U.S. Aid Excludes Armenia Again
YEREVAN (RFE/RL)—The United States has again refused to resume multimillion-dollar economic assistance to Armenia under its Millennium Challenge Account (MCA) program designed to foster reforms in developing nations.
Armenia is not on the newly updated list of eight countries, most of them in Africa, currently eligible for such aid. The Millennium Challenge Corporation (MCC), a U.S. government agency administering the scheme, released it following a meeting of its executive board in Washington this week.
An MCC statement on the board meeting announced and explained the exclusion of two other African states from the list. But it said nothing about the rejection of an aid application made by the Armenian government.

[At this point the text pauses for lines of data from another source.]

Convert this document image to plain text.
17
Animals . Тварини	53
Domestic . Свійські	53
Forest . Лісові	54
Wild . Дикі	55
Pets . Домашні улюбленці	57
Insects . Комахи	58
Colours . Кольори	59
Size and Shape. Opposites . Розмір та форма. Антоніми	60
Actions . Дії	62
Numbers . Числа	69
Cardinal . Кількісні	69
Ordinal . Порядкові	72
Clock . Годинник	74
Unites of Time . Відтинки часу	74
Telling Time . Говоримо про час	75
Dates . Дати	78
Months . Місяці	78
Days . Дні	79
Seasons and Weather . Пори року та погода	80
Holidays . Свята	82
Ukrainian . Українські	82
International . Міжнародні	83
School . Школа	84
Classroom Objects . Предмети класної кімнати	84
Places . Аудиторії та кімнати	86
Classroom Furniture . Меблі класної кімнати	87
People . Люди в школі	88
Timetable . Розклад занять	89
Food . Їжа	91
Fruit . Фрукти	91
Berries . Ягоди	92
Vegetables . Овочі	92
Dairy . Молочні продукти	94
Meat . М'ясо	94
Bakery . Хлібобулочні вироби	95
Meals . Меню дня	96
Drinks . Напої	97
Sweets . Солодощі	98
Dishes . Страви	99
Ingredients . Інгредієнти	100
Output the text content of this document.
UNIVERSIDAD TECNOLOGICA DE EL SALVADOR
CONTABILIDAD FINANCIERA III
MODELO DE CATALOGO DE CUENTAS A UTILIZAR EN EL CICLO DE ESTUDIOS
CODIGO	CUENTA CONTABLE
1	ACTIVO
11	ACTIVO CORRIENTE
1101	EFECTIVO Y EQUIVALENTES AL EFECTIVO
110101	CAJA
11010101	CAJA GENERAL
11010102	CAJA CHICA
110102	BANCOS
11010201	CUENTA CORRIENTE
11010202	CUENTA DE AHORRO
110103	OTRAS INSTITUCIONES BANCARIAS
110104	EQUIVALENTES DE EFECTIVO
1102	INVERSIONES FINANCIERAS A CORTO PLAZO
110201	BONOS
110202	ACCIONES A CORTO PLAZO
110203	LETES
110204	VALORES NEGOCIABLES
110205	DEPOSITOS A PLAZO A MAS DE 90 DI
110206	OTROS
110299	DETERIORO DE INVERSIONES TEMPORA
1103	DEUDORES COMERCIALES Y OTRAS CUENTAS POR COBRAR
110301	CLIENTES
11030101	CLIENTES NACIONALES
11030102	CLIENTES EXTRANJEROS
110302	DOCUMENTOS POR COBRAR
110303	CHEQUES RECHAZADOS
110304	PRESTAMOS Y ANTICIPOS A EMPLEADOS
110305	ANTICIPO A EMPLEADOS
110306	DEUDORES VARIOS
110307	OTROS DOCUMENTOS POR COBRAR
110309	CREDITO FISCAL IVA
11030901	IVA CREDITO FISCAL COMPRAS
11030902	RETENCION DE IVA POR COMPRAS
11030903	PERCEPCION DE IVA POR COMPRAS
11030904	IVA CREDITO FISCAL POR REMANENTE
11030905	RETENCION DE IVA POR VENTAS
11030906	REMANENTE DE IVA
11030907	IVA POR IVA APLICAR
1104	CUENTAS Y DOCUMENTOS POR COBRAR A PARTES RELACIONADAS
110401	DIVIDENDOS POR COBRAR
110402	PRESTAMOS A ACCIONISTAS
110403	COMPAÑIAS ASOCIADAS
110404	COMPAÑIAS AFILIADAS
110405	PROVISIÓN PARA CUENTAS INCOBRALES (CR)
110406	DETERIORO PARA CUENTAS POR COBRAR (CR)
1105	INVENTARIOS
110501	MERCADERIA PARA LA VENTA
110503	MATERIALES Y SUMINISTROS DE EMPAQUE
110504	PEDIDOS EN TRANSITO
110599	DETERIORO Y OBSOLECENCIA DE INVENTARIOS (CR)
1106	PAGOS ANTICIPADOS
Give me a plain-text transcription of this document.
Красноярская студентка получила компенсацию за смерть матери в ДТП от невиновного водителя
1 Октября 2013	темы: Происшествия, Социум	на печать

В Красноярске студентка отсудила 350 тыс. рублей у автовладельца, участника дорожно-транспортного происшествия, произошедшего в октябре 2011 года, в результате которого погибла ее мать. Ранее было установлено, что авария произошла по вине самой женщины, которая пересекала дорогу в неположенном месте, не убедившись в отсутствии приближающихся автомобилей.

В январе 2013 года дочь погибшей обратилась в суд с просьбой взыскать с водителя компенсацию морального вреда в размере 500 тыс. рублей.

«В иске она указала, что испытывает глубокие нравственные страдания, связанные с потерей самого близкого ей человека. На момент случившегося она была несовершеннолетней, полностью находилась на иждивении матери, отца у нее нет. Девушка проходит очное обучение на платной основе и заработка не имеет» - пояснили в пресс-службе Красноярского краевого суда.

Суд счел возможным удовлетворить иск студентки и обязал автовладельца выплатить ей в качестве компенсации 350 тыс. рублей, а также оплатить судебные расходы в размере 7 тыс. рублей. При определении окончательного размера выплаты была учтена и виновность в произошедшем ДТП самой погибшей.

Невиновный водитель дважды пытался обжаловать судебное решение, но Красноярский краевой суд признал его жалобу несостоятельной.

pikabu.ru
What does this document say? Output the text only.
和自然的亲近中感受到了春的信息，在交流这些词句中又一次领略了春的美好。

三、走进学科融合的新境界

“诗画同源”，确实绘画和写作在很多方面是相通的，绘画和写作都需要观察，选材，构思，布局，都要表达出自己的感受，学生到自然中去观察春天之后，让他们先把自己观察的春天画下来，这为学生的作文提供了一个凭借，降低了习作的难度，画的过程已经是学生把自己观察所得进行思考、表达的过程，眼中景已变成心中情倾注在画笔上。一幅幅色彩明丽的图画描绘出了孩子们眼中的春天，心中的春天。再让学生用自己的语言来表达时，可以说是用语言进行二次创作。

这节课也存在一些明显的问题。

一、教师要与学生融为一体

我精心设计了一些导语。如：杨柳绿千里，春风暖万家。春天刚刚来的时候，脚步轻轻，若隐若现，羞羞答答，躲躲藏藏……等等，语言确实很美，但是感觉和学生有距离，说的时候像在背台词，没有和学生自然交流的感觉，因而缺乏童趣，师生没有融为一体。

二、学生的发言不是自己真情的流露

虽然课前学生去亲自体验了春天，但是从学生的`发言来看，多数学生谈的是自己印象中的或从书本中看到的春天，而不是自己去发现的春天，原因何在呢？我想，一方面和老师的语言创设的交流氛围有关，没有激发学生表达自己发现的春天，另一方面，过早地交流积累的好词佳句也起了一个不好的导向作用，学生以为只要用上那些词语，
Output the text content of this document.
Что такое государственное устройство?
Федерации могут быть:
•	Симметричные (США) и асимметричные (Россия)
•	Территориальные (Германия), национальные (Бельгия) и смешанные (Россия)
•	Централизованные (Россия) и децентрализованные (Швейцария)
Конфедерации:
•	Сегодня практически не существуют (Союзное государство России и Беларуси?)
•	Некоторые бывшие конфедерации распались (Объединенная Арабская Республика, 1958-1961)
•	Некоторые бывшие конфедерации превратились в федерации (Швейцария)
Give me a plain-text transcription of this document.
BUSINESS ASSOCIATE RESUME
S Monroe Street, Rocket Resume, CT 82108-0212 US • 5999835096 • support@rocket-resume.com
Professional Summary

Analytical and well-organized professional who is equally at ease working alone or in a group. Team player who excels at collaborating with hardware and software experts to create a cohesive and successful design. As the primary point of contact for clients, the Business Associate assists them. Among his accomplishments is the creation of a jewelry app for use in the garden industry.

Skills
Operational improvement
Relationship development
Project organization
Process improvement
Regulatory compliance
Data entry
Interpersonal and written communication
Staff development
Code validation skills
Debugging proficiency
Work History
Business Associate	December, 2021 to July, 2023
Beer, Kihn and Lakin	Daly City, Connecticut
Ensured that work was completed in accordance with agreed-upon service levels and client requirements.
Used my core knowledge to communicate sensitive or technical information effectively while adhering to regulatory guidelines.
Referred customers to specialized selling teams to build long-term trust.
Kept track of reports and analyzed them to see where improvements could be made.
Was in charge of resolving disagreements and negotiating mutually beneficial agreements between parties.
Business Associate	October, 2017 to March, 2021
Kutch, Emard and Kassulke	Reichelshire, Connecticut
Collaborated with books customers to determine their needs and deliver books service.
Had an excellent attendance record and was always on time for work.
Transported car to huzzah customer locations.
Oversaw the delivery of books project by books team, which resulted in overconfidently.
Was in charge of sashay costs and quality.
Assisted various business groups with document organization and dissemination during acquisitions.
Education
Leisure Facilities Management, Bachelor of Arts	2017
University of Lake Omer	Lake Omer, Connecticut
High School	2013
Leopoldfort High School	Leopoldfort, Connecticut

Prime Minister Tigran Sargsyan instructed the government to formally request renewed MCA funding on November 14. Sargsyan cited the MCC’s latest “scorecard” for Armenia listing 20 indicators of political and economic freedom grouped into 3 broad categories of government policy.
The authorities in Yerevan met the minimum eligibility requirements in all of those categories. In particular, the MCC found an improvement in their efforts to tackle endemic corruption. The U.S. agency was until then dissatisfied with the effectiveness of those efforts.
The issue was most probably on the agenda of a November 22 meeting in Washington of the U.S-Armenia Joint Economic Task Force (USATF), an intergovernmental body mainly dealing with broader American assistance to Armenia. Statements on that meeting made by the U.S. State Department and Armenian officials did not mention the MCA.
Finance Minister Davit Sargsian, who headed the Armenian delegation at the USATF meeting, confirmed on Thursday that Yerevan was not deemed eligible for the additional U.S. aid. Speaking to RFE/RL’s Armenian service (Azatutyun.am), Sargsian said the U.S. rebuff “has nothing to do” with the MCC’s reform criteria. “There are countries in the world that are probably in greater need of assistance than Armenia,” he said.
The MCC said earlier in November that its board will “rely heavily on the scorecards” in choosing eligible nations.
Armenia qualified for the scheme shortly after Washington launched it in 2006, receiving $177 million for the rehabilitation of rural irrigation networks. The MCC planned at the time to allocate another $60 million for the reconstruction of the country’s rural roads. But it scrapped that allocation shortly after a disputed February 2008 presidential election that was followed by a harsh government crackdown on the Armenian opposition.